Jesus allowed people to see God as they looked at him. His very life was some of his greatest evangelism. His “rightness” never prevented him from sitting and listening to someone else’s story, and his presence always left a trail of dignity. Too often ours is a trail of bitterness and intolerance, that does little to point people to Christ.

Friends, when you think about the word “God” what does your mind see?

What or Who (if anything) do you picture, and what makes you so sure that you’re right? More than that, does what you believe you’ve come to know about the character of God and about the nature of faith, make you feel morally superior, rather than simply grateful? Your answer makes a huge difference in the way you respond to people as you encounter them.

It always grieves me when one person of any belief system, so easily discounts another’s image of God, especially when that other person speaks with the same sincerity and authenticity and passion that they do.

Even sadder, is when a person professing faith in Jesus, so viciously attacks someone who doesn’t share that faith. They often show the latter, an ugliness and anger that all but invalidates their position.

I especially wish we Christians had more compassion and understanding for people who see God differently than we do.

I wish we could respect the vantage point of someone else, even when it doesn’t match our own, because it would honor their unique path to that perspective.

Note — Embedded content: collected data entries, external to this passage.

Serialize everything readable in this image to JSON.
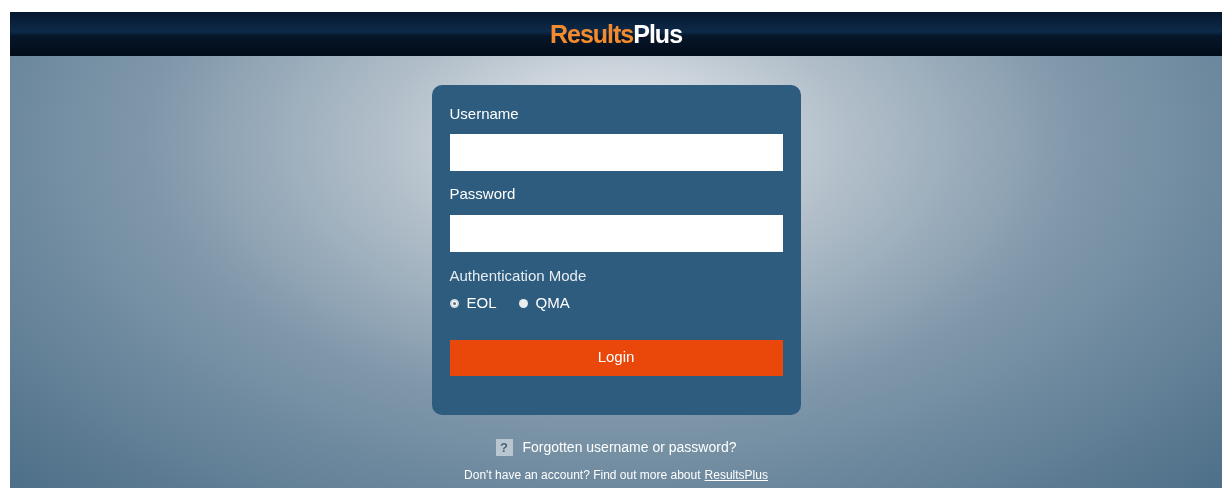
{
  "header": {
    "logo": {
      "primary": "Results",
      "secondary": "Plus"
    }
  },
  "login_form": {
    "username": {
      "label": "Username"
    },
    "password": {
      "label": "Password"
    },
    "auth_mode": {
      "label": "Authentication Mode",
      "options": [
        {
          "label": "EOL",
          "selected": true
        },
        {
          "label": "QMA",
          "selected": false
        }
      ]
    },
    "submit": "Login"
  },
  "help_link": {
    "icon": "?",
    "label": "Forgotten username or password?"
  },
  "account_note": {
    "text": "Don't have an account? Find out more about",
    "link": "ResultsPlus"
  }
}
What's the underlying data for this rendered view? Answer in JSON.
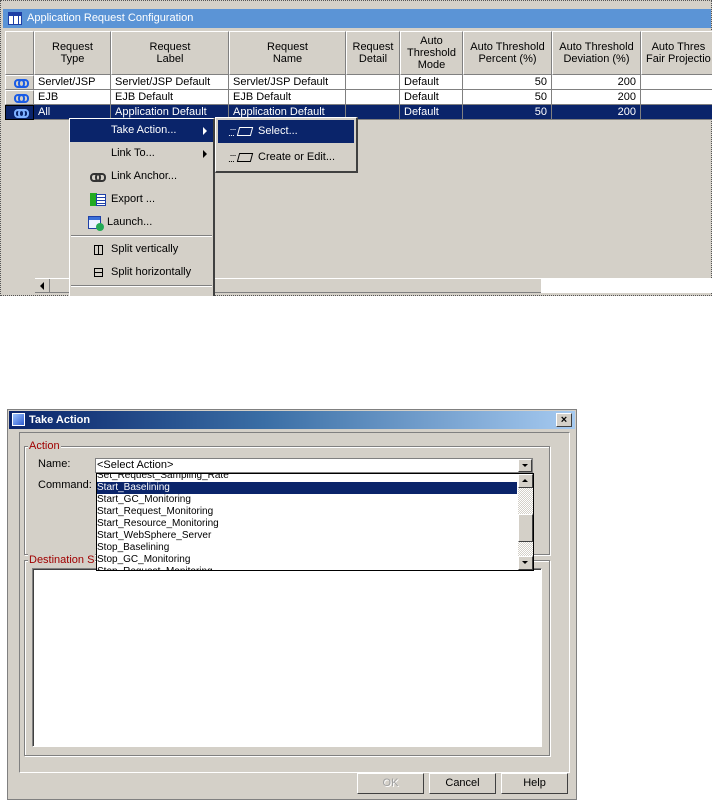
{
  "workspace": {
    "title": "Application Request Configuration",
    "columns": [
      {
        "label": "Request\nType"
      },
      {
        "label": "Request\nLabel"
      },
      {
        "label": "Request\nName"
      },
      {
        "label": "Request\nDetail"
      },
      {
        "label": "Auto\nThreshold\nMode"
      },
      {
        "label": "Auto Threshold\nPercent (%)"
      },
      {
        "label": "Auto Threshold\nDeviation (%)"
      },
      {
        "label": "Auto Thres\nFair Projectio"
      }
    ],
    "rows": [
      {
        "type": "Servlet/JSP",
        "label": "Servlet/JSP Default",
        "name": "Servlet/JSP Default",
        "detail": "",
        "mode": "Default",
        "percent": "50",
        "deviation": "200",
        "fair": "",
        "selected": false
      },
      {
        "type": "EJB",
        "label": "EJB Default",
        "name": "EJB Default",
        "detail": "",
        "mode": "Default",
        "percent": "50",
        "deviation": "200",
        "fair": "",
        "selected": false
      },
      {
        "type": "All",
        "label": "Application Default",
        "name": "Application Default",
        "detail": "",
        "mode": "Default",
        "percent": "50",
        "deviation": "200",
        "fair": "",
        "selected": true
      }
    ]
  },
  "context_menu": {
    "items": [
      {
        "label": "Take Action...",
        "icon": "none",
        "submenu": true,
        "highlighted": true
      },
      {
        "label": "Link To...",
        "icon": "none",
        "submenu": true
      },
      {
        "label": "Link Anchor...",
        "icon": "link-icon"
      },
      {
        "label": "Export ...",
        "icon": "export-icon"
      },
      {
        "label": "Launch...",
        "icon": "launch-icon"
      },
      {
        "label": "Split vertically",
        "icon": "split-vertical-icon"
      },
      {
        "label": "Split horizontally",
        "icon": "split-horizontal-icon"
      }
    ]
  },
  "submenu": {
    "items": [
      {
        "label": "Select...",
        "icon": "action-select-icon",
        "highlighted": true
      },
      {
        "label": "Create or Edit...",
        "icon": "action-edit-icon"
      }
    ]
  },
  "dialog": {
    "title": "Take Action",
    "close_label": "×",
    "action_group": "Action",
    "name_label": "Name:",
    "command_label": "Command:",
    "name_value": "<Select Action>",
    "destination_group": "Destination S",
    "options": [
      "Set_Request_Sampling_Rate",
      "Start_Baselining",
      "Start_GC_Monitoring",
      "Start_Request_Monitoring",
      "Start_Resource_Monitoring",
      "Start_WebSphere_Server",
      "Stop_Baselining",
      "Stop_GC_Monitoring",
      "Stop_Request_Monitoring"
    ],
    "selected_option": "Start_Baselining",
    "buttons": {
      "ok": "OK",
      "cancel": "Cancel",
      "help": "Help"
    },
    "ok_enabled": false
  }
}
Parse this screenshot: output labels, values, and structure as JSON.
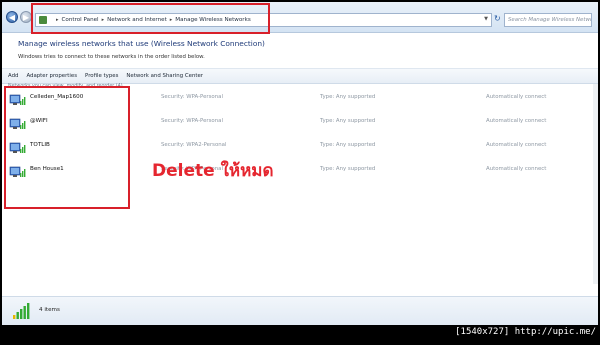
{
  "address_bar": {
    "crumbs": [
      "Control Panel",
      "Network and Internet",
      "Manage Wireless Networks"
    ],
    "search_placeholder": "Search Manage Wireless Networks"
  },
  "header": {
    "title": "Manage wireless networks that use (Wireless Network Connection)",
    "subtitle": "Windows tries to connect to these networks in the order listed below."
  },
  "toolbar": {
    "add": "Add",
    "adapter_properties": "Adapter properties",
    "profile_types": "Profile types",
    "network_sharing_center": "Network and Sharing Center"
  },
  "list": {
    "column_header": "Networks you can view, modify, and reorder (4)",
    "networks": [
      {
        "name": "Celleden_Map1600",
        "security": "Security: WPA-Personal",
        "type": "Type: Any supported",
        "mode": "Automatically connect"
      },
      {
        "name": "@WIFI",
        "security": "Security: WPA-Personal",
        "type": "Type: Any supported",
        "mode": "Automatically connect"
      },
      {
        "name": "TOTLIB",
        "security": "Security: WPA2-Personal",
        "type": "Type: Any supported",
        "mode": "Automatically connect"
      },
      {
        "name": "Ben House1",
        "security": "Security: WPA-Personal",
        "type": "Type: Any supported",
        "mode": "Automatically connect"
      }
    ]
  },
  "annotation": {
    "text": "Delete ให้หมด",
    "color": "#e5262f"
  },
  "status": {
    "items": "4 items"
  },
  "watermark": "[1540x727] http://upic.me/",
  "icons": {
    "network": "wireless-network-icon",
    "status": "wireless-signal-icon"
  }
}
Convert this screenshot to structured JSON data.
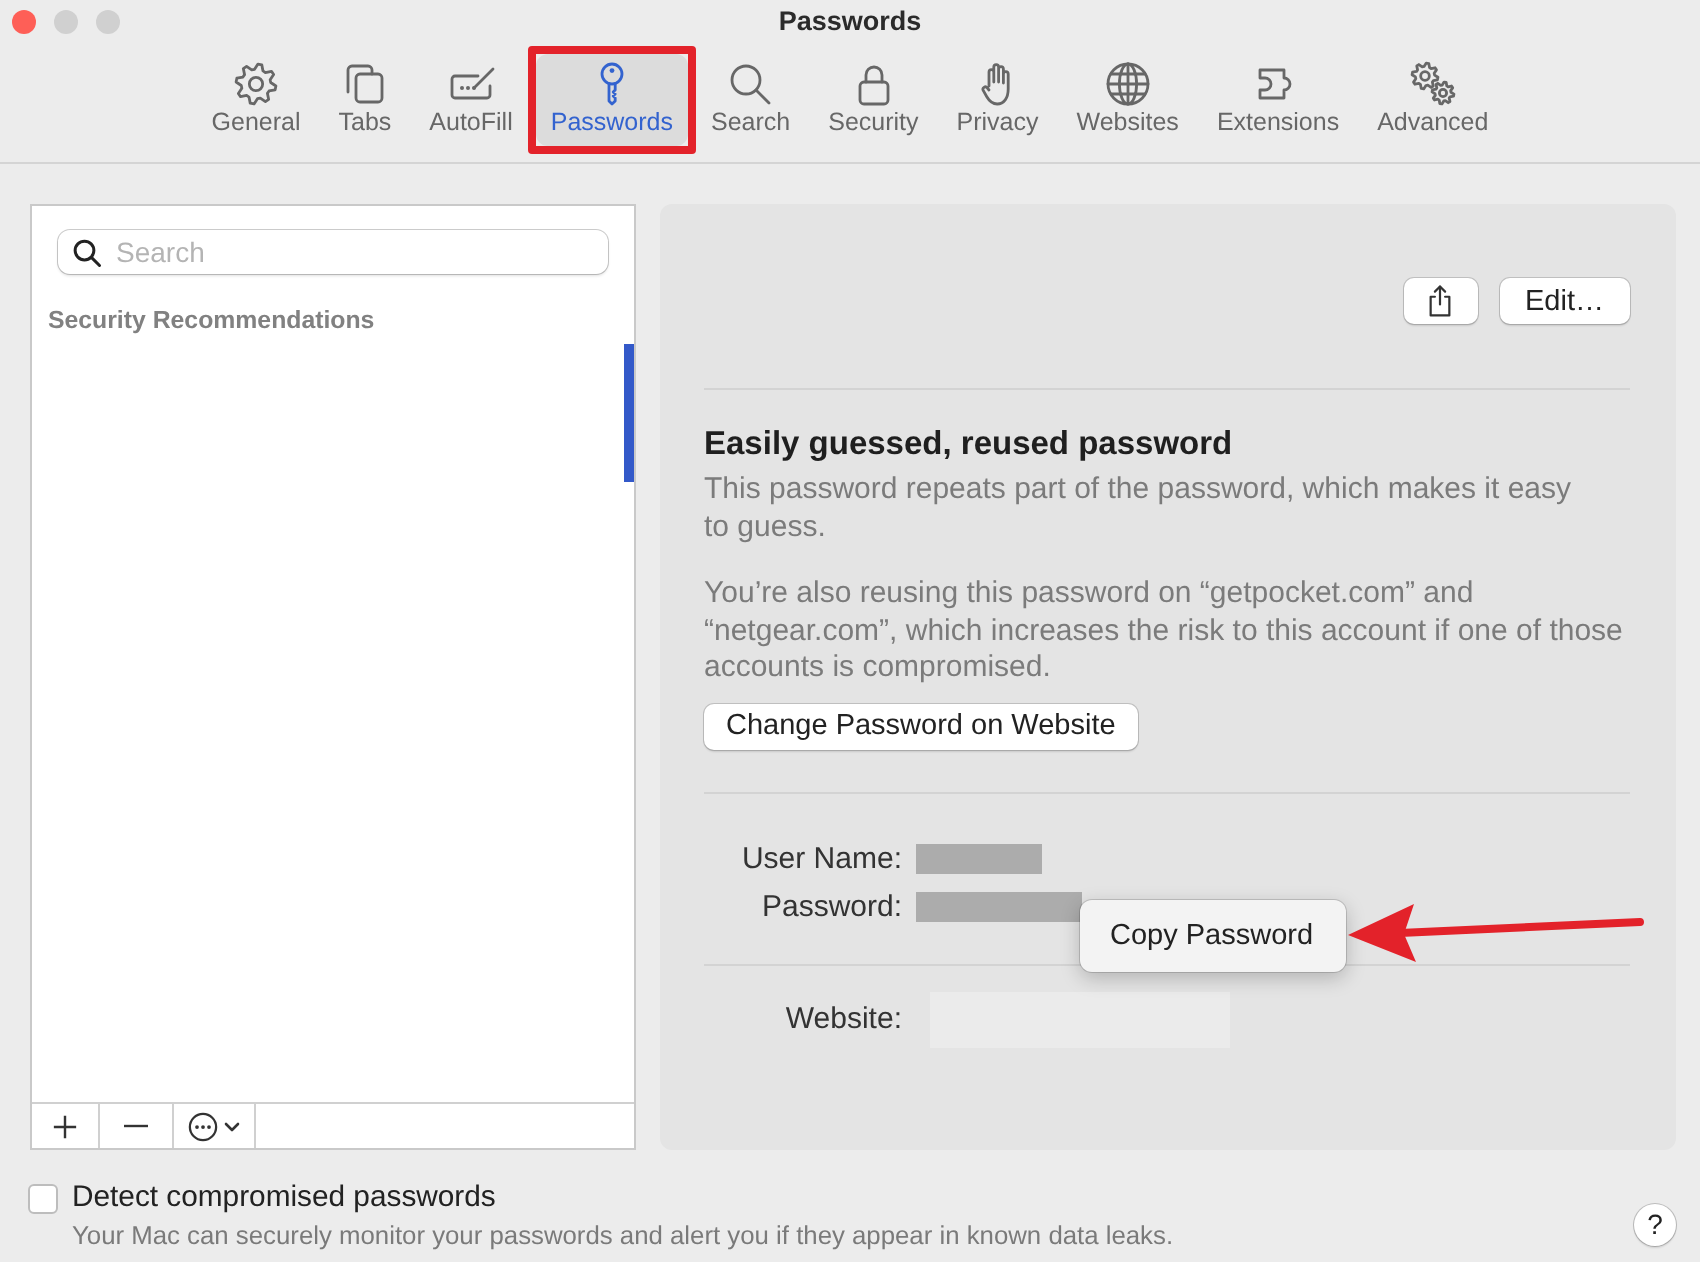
{
  "window": {
    "title": "Passwords",
    "buttons": [
      {
        "kind": "close",
        "disabled": false
      },
      {
        "kind": "minimize",
        "disabled": true
      },
      {
        "kind": "zoom",
        "disabled": true
      }
    ]
  },
  "toolbar": {
    "items": [
      {
        "kind": "general",
        "label": "General",
        "selected": false,
        "highlighted": false
      },
      {
        "kind": "tabs",
        "label": "Tabs",
        "selected": false,
        "highlighted": false
      },
      {
        "kind": "autofill",
        "label": "AutoFill",
        "selected": false,
        "highlighted": false
      },
      {
        "kind": "passwords",
        "label": "Passwords",
        "selected": true,
        "highlighted": true
      },
      {
        "kind": "search",
        "label": "Search",
        "selected": false,
        "highlighted": false
      },
      {
        "kind": "security",
        "label": "Security",
        "selected": false,
        "highlighted": false
      },
      {
        "kind": "privacy",
        "label": "Privacy",
        "selected": false,
        "highlighted": false
      },
      {
        "kind": "websites",
        "label": "Websites",
        "selected": false,
        "highlighted": false
      },
      {
        "kind": "extensions",
        "label": "Extensions",
        "selected": false,
        "highlighted": false
      },
      {
        "kind": "advanced",
        "label": "Advanced",
        "selected": false,
        "highlighted": false
      }
    ]
  },
  "sidebar": {
    "search": {
      "placeholder": "Search"
    },
    "section_header": "Security Recommendations"
  },
  "detail": {
    "actions": [
      {
        "kind": "share"
      },
      {
        "kind": "text",
        "label": "Edit…"
      }
    ],
    "warning": {
      "title": "Easily guessed, reused password",
      "paragraphs": [
        "This password repeats part of the password, which makes it easy to guess.",
        "You’re also reusing this password on “getpocket.com” and “netgear.com”, which increases the risk to this account if one of those accounts is compromised."
      ]
    },
    "action_button": "Change Password on Website",
    "credentials": [
      {
        "label": "User Name:",
        "redacted": true
      },
      {
        "label": "Password:",
        "redacted": true
      }
    ],
    "website": {
      "label": "Website:",
      "redacted": true
    }
  },
  "context_menu": {
    "items": [
      {
        "label": "Copy Password"
      }
    ],
    "arrow": true
  },
  "footer": {
    "detect": {
      "label": "Detect compromised passwords",
      "checked": false,
      "description": "Your Mac can securely monitor your passwords and alert you if they appear in known data leaks."
    },
    "help": "?"
  }
}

Why do we who believe that God is white and gold, so easily feel contempt for those who find God to be blue and black?

You can’t berate and insult someone into seeing what you see, in dresses or Divinity.

Whatever we believe God is made of, should be reflected most to those who don’t share those beliefs. We should refract the very color of God to those who don’t agree with us, or it really isn’t worth seeing.

Maybe the way we treat those whose eyes haven’t seen what we claim to now see, is the greatest case we will ever make for a second view. 

 God is in the eyes of the beholder. You just have to look for it.